If you want to build a distribution of Linux (or other open-source OS, such as a BSD variant or others yet), Python is a precious language for you (it's used in a particularly intensive way in Ubuntu, possibly in part because its ideator, Mark Shuttleworth, is a big fan of Python -- but no doubt in part because it's so good for the job).
If you want to build a brand new kernel, at the other extreme, you need strong command of C, a little machine language / assembly, and at least the kind of know-how you would get by reading several of Tanenbaum's books.
Between a bare kernel, and a full distribution (or full-fledged commercial OSs such as MacOSX or Windows 7), there is, of course, a huge number of large components (that's why GNU/Linux is a proper way to name what many call just "Linux": Linux is actually the kernel, GNU software adds compilers, shells, many utilities, libraries, and so on -- though many other crucial parts, like the graphical parts, depend on completely different components yet, most of them not related to GNU or the Free Software Foundation).

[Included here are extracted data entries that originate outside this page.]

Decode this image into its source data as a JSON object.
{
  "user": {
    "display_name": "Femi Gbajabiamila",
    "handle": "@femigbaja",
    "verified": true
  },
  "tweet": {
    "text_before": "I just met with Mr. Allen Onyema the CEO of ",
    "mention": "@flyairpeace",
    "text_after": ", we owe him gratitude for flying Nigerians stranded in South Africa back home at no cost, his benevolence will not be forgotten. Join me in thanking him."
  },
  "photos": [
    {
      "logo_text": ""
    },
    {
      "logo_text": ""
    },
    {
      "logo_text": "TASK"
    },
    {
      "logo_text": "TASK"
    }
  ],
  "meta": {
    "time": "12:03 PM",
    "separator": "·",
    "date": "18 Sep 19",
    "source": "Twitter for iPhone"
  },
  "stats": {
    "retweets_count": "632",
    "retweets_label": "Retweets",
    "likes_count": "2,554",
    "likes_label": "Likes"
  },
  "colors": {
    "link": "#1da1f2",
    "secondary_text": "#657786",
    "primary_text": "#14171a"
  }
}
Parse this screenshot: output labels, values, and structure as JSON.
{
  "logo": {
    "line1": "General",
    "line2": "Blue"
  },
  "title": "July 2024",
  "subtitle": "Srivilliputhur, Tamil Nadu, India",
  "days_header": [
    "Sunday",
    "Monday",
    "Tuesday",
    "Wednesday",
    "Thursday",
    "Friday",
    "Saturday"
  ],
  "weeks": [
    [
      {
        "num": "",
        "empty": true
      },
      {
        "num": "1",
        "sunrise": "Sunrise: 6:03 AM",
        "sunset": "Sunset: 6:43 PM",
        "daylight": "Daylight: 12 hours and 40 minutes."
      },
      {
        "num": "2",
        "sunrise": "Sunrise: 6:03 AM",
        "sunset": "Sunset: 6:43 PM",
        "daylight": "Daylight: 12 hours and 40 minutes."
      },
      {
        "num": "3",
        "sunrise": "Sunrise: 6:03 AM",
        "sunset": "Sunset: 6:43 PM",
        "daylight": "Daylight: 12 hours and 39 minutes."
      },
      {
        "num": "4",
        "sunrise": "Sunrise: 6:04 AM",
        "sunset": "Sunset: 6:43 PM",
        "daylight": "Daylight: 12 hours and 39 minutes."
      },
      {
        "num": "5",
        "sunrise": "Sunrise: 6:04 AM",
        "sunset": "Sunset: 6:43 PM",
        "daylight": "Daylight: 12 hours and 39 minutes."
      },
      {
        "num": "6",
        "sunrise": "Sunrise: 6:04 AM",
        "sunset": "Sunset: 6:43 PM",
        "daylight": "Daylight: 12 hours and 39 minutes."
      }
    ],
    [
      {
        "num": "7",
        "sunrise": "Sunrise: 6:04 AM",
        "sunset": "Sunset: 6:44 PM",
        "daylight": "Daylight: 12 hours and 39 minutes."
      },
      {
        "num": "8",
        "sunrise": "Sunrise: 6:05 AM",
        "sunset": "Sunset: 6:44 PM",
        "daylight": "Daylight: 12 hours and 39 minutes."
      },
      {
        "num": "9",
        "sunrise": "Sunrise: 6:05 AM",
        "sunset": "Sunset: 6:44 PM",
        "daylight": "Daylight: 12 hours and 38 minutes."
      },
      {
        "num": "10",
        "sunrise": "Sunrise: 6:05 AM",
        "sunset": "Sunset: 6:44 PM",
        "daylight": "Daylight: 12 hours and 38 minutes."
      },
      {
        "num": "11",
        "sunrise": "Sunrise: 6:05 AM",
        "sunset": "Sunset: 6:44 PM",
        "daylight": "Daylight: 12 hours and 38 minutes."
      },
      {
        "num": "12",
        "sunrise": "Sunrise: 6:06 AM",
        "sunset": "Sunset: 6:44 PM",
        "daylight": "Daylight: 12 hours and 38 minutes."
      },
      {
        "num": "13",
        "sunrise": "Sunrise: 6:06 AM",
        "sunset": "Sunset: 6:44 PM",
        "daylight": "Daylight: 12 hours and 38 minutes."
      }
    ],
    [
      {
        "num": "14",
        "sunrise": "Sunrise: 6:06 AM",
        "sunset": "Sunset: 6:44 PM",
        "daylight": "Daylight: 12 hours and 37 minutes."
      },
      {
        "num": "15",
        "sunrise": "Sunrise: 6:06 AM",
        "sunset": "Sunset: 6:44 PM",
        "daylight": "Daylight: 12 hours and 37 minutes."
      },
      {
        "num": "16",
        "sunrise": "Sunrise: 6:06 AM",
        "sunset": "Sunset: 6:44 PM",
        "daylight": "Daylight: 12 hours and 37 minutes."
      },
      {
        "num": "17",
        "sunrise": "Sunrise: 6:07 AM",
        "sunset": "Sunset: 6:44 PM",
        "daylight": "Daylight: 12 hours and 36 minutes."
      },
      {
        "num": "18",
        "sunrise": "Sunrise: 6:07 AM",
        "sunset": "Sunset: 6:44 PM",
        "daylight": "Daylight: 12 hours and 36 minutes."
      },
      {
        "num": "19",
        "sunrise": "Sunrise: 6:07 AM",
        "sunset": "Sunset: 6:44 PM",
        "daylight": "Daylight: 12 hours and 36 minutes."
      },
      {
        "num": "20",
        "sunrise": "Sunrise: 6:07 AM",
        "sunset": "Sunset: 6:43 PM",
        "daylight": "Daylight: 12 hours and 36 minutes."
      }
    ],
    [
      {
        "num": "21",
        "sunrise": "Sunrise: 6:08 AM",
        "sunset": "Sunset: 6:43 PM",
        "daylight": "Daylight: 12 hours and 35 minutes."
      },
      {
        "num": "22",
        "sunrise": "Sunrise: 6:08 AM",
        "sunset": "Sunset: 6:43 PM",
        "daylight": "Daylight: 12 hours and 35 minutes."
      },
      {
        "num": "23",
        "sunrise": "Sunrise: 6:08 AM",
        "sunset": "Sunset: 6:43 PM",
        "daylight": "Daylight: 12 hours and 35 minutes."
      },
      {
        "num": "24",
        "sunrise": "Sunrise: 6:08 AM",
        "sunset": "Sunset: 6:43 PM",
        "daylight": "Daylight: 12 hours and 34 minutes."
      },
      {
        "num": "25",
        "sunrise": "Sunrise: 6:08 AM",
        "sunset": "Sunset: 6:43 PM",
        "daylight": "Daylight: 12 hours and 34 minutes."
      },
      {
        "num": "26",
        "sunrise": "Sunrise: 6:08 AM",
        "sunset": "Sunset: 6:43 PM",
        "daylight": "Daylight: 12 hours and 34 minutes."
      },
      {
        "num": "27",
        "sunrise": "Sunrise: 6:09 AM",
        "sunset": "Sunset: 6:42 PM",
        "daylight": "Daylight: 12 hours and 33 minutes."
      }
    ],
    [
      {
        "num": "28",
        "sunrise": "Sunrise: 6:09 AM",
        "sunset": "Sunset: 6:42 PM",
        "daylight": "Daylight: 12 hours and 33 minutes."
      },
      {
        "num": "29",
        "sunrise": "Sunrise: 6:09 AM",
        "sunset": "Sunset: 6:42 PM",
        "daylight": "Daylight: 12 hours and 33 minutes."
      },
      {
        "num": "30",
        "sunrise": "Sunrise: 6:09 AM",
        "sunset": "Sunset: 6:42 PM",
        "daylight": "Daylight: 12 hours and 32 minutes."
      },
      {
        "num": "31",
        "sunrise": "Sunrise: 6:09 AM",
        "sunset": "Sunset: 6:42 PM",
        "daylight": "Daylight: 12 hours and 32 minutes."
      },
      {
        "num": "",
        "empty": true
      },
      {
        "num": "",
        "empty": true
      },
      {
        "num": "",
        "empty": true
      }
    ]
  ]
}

To write "the whole stack" -- from the kernel up all the way to a full, rich modern distribution -- basically requires strong competence in all kinds and areas of software development (one might except "application programming", but much of what nowadays is identified as "OS" in the sense of a full distribution is actually entirely at the application layer, so the exception isn't really one;-).
So, you need to clarify, or at least prioritize!, your desires: do you want to start with the parts that "run on the bare metal" and present more usable facades for it to every other piece of code on the system -- i.e., the kernel -- or take existing kernels &c, and build a full-fledged distribution on top of them... or, what else?